Red-tailed Hawk with tree bokeh
The weather forecast was not good for this day, 19 August 2014, but we were so lucky that, apart from a few raindrops, the rain stayed away. The sun actually came out at two locations we stopped at for a short while. Our 18-hour day (from 6;00 a.m. till midnight!) started off with the thrill of seeing two or three small American Pikas (also called Rock Rabbits) and ended with a brief sighting of a black Wolf (could it be Skoki?) crossing the road ahead of us in the dark. It disappeared into the blackness, but shortly afterwards, we heard three separate Wolves howling (possibly four). We just stood there, in total awe, listening to this amazing sound. The only wild Wolf I had ever seen before was when I was in Yellowstone National Park two years ago. Friends and I saw two Wolves feeding on a Bison carcass across a huge valley - so they were just distant specks that became larger specks when my camera was in full zoom, ha.
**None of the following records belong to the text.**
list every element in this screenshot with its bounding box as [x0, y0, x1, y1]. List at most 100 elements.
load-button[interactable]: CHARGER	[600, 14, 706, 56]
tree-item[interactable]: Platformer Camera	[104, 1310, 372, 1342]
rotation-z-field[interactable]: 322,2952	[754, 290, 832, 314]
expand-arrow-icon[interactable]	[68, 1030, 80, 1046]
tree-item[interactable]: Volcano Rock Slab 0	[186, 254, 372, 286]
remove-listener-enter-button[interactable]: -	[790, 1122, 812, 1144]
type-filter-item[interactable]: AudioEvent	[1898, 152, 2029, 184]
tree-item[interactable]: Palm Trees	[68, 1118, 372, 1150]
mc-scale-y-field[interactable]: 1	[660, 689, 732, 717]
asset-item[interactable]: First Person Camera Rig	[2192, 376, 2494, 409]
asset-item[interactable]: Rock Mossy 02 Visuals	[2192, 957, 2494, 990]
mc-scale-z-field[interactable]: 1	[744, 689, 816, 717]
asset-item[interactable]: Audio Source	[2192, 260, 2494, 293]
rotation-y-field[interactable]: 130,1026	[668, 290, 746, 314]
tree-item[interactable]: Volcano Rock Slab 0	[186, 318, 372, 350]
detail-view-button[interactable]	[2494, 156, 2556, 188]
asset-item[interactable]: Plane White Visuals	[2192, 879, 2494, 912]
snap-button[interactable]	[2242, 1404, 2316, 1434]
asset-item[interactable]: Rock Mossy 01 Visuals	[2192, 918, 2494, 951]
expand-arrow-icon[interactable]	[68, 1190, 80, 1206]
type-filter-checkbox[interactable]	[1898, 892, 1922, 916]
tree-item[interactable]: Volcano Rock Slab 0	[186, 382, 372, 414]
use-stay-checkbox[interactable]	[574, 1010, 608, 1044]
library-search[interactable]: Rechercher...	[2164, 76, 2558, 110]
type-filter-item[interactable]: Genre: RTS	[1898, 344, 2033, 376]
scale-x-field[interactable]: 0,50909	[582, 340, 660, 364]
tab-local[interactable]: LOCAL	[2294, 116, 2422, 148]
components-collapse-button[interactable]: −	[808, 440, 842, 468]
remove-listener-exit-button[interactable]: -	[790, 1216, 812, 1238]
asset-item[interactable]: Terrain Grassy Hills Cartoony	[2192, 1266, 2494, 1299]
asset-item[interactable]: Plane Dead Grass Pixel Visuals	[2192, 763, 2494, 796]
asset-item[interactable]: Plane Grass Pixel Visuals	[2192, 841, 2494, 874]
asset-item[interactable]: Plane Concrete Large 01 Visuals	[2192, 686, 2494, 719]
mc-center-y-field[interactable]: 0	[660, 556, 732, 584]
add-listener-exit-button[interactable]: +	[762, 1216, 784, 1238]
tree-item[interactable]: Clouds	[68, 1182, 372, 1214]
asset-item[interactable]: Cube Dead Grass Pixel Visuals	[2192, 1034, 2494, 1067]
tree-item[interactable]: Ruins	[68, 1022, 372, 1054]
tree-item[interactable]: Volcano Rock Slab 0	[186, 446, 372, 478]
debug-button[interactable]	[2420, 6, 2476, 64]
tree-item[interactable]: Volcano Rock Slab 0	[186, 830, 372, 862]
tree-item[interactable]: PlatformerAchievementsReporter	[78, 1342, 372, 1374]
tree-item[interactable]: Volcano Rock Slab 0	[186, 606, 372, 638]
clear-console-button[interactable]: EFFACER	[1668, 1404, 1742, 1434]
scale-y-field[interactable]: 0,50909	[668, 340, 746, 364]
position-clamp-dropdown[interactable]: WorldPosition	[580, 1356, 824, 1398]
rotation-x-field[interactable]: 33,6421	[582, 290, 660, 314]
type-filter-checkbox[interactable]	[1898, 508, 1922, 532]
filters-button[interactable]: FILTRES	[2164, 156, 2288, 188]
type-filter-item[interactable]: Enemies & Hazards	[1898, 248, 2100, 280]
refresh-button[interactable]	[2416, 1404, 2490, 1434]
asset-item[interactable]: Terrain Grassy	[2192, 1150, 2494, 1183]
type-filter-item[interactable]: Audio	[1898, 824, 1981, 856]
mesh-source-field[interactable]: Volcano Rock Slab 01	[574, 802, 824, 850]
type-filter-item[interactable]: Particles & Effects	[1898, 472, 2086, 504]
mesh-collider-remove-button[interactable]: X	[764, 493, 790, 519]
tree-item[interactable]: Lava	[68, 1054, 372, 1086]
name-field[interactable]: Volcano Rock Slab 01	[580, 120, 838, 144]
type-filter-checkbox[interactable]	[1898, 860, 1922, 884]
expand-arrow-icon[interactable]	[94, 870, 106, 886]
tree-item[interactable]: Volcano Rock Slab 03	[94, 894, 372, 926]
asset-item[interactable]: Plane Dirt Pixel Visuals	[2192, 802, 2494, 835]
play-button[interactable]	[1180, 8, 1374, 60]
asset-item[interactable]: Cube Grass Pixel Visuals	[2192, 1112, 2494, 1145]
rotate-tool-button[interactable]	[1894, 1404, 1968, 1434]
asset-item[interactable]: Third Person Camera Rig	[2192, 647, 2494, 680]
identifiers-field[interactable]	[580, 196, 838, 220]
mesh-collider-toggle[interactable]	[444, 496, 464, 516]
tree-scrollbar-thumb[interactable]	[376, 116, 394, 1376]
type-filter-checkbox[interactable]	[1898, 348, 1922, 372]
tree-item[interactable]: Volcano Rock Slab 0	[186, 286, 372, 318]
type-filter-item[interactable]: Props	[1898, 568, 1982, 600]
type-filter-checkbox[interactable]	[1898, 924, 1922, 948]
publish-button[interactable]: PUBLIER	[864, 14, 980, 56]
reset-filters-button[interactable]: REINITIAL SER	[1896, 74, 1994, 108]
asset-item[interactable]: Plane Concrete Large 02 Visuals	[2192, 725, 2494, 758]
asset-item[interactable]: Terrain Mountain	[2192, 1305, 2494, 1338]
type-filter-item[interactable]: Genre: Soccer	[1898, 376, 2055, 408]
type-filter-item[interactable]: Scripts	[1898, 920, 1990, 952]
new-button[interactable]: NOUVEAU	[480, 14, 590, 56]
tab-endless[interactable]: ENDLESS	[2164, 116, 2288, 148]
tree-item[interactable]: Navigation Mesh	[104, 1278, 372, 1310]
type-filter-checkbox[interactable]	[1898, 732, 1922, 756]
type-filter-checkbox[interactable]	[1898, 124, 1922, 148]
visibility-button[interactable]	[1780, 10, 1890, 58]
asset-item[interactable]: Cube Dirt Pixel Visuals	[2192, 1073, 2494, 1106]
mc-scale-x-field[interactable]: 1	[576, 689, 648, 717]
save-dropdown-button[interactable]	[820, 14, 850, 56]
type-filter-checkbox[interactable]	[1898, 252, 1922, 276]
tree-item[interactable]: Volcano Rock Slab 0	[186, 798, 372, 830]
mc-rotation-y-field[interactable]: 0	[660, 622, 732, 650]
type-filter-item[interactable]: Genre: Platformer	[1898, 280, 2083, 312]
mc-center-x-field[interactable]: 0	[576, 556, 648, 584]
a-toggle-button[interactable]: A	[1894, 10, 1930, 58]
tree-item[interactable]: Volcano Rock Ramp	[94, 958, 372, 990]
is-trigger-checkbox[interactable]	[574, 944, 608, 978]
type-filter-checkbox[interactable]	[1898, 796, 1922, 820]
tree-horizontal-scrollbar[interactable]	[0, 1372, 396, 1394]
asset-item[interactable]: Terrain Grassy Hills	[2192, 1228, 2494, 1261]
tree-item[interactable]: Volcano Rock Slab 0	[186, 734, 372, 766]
In between these two highlights, we saw several Deer, a small group of Mountain Sheep on the road, a tiny Chipmunk, a few Cedar Waxwings, Columbian Ground Squirrels, the beautiful Red-tailed Hawk in my photo above that sat on a branch out in the open for a long time, and two tiny Bats that flew very close over our heads when it was getting dark. We also saw a female and two young Spruce Grouse.

Then, of course, there is the scenery! Blue sky to go with the splendour of the mountains would have been wonderful, but we've been having cold and gloomy weather recently. Highway 40 and the Smith-Dorrien/Spray Lakes Trail both run through such spectacular scenery, so it was a real treat for me, especially as I won't drive those areas myself. Thanks so much, Cathy & Terry! Thanks, too, Terry, for spending at least an hour (?) removing one of the car wheels and fixing whatever was wrong with it!

"This is probably the most common hawk in North America. If you’ve got sharp eyes you’ll see several individuals on almost any long car ride, anywhere. Red-tailed Hawks soar above open fields, slowly turning circles on their broad, rounded wings. Other times you’ll see them atop telephone poles, eyes fixed on the ground to catch the movements of a vole or a rabbit, or simply waiting out cold weather before climbing a thermal updraft into the sky." From AllAboutBirds.